Cuando nos vamos acercando al rebollar, con tendencia ligeramente
hacia la cara sur de la Corredera, llegamos a una amplia explanada
artificial, de donde salen dos pistas. Una, a nuestra derecha,
se dirige hacia el “canto” donde nace
o muere, según se mire, esta gran loma y al poco se
empina en zig-zags de manera apreciable. Esta era la mejor
manera hasta hace unos años de alcanzar el lomo de
la Corredera, pues aunque ascendía de manera brusca,
tenía la ventaja de poder atravesar fácilmente
el espeso y torturador rebollar. Ahora resulta más
fácil utilizar una nueva pista que se interna en diagonal
y en moderada ascensión por la ladera sur de La Corredera
abriéndose paso por su espeso rebollar, y llegando
al fin hasta su mismo lomo.
Una vez aquí, y libres del incordio que suponen las
rebollas para caminar, nos dirigimos hasta donde la tierra
de la llomba se abre de pronto y se alza vertical la roca
caliza del augusto Cueto San Mateo (1.475 m).
La ruta de ascensión es evidente, como se dice por
el lugar, a pico morro, es decir, de manera directa por la
ladera este. Una vez superada más de la mitad de la
ascensión, se vira ligeramente a la derecha, pues aparece
un pequeño espolón en forma de muralla baja
que nos obliga a bordearla en franca ascensión. Es
un tramo corto y cuando el espolón desaparece, nos
encontraremos de sopetón a escasos metros al norte
de la ansiada cumbre. Tornaremos al sur para alcanzar ésta,
donde se ubica desde hace años un pivote de cemento
levantado por el Instituto Geográfico Nacional, como
vértice geodésico de segundo orden.
La vista desde esta magnífica atalaya es grandiosa.
Todas las tierras de Gordón se abren a nuestros pies
y si el día tiene la atmósfera en buenas condiciones,
se alcanza a divisar por el oriente hasta el Pico Espigüete
con su inconfundible mole piramidal, que hace límite
entre Palencia y León.
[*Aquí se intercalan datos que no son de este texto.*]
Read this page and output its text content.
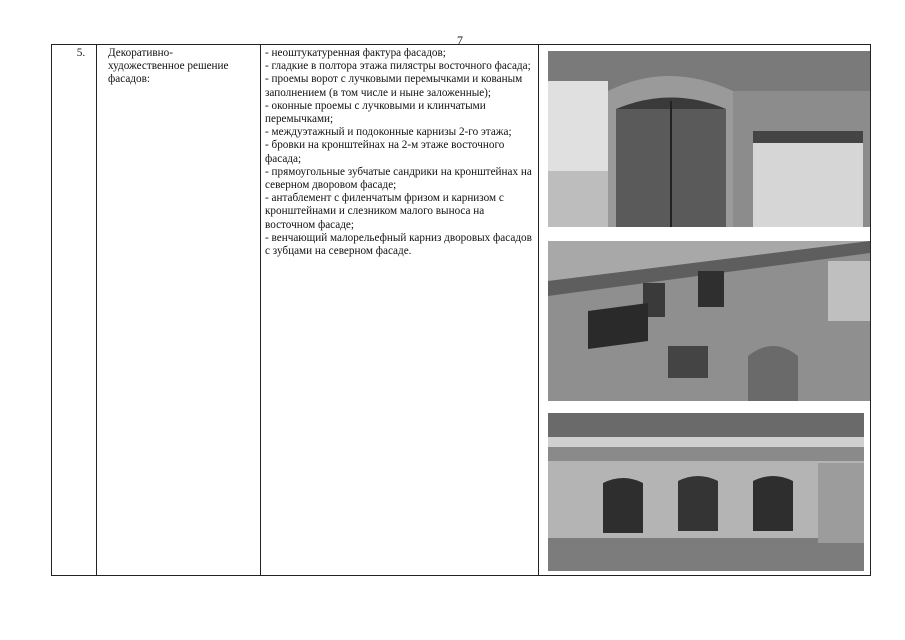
7
5.	Декоративно-
художественное решение
фасадов:
- неоштукатуренная фактура фасадов;
- гладкие в полтора этажа пилястры восточного фасада;
- проемы ворот с лучковыми перемычками и кованым заполнением (в том числе и ныне заложенные);
- оконные проемы с лучковыми и клинчатыми перемычками;
- междуэтажный и подоконные карнизы 2-го этажа;
- бровки на кронштейнах на 2-м этаже восточного фасада;
- прямоугольные зубчатые сандрики на кронштейнах на северном дворовом фасаде;
- антаблемент с филенчатым фризом и карнизом с кронштейнами и слезником малого выноса на восточном фасаде;
- венчающий малорельефный карниз дворовых фасадов с зубцами на северном фасаде.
Destacan también, bastante
más cercanas, peña Galicia, peña Valdorria
y el pico Polvoredo o Correcillas, con el blanco reluciente
de sus rocas calizas. Al occidente se divisa en primer plano
la cuerda que desde el pico Fontañán, -casi
tocando La Robla- se desplaza hasta el pico Pedroso sobre
la collá de Aralla, pasando antes por el pico Amargones,
en cuya ladera se acomoda el pueblo de Los Barrios. Al septentrión,
destaca el Pico Machacao, calizo como
el Cueto, sobre Villamanín y tras él, el gigante
de la zona, el
Brañacaballo, que con sus 2.181 metros de altitud
es la máxima altura entre los macizos de Mampodre y
el de Peña Ubiña, la cual se divisa al NO.
Únicamente se le puede poner un pero a la soberbia
belleza de las tierras que circundan esta atalaya privilegiada,
y no es otro, que la mordedura descomunal que el progreso
industrial ha propinado a estas tierras, dejando una herida
sangrante con la
mina a cielo abierto, situada al mismo pie de esta montaña
en su zona noreste. A pesar de ello, siempre nos queda el
consuelo de descansar dando la espalda a esa atroz visión
mientras nos dejamos acariciar por la brisa gallega.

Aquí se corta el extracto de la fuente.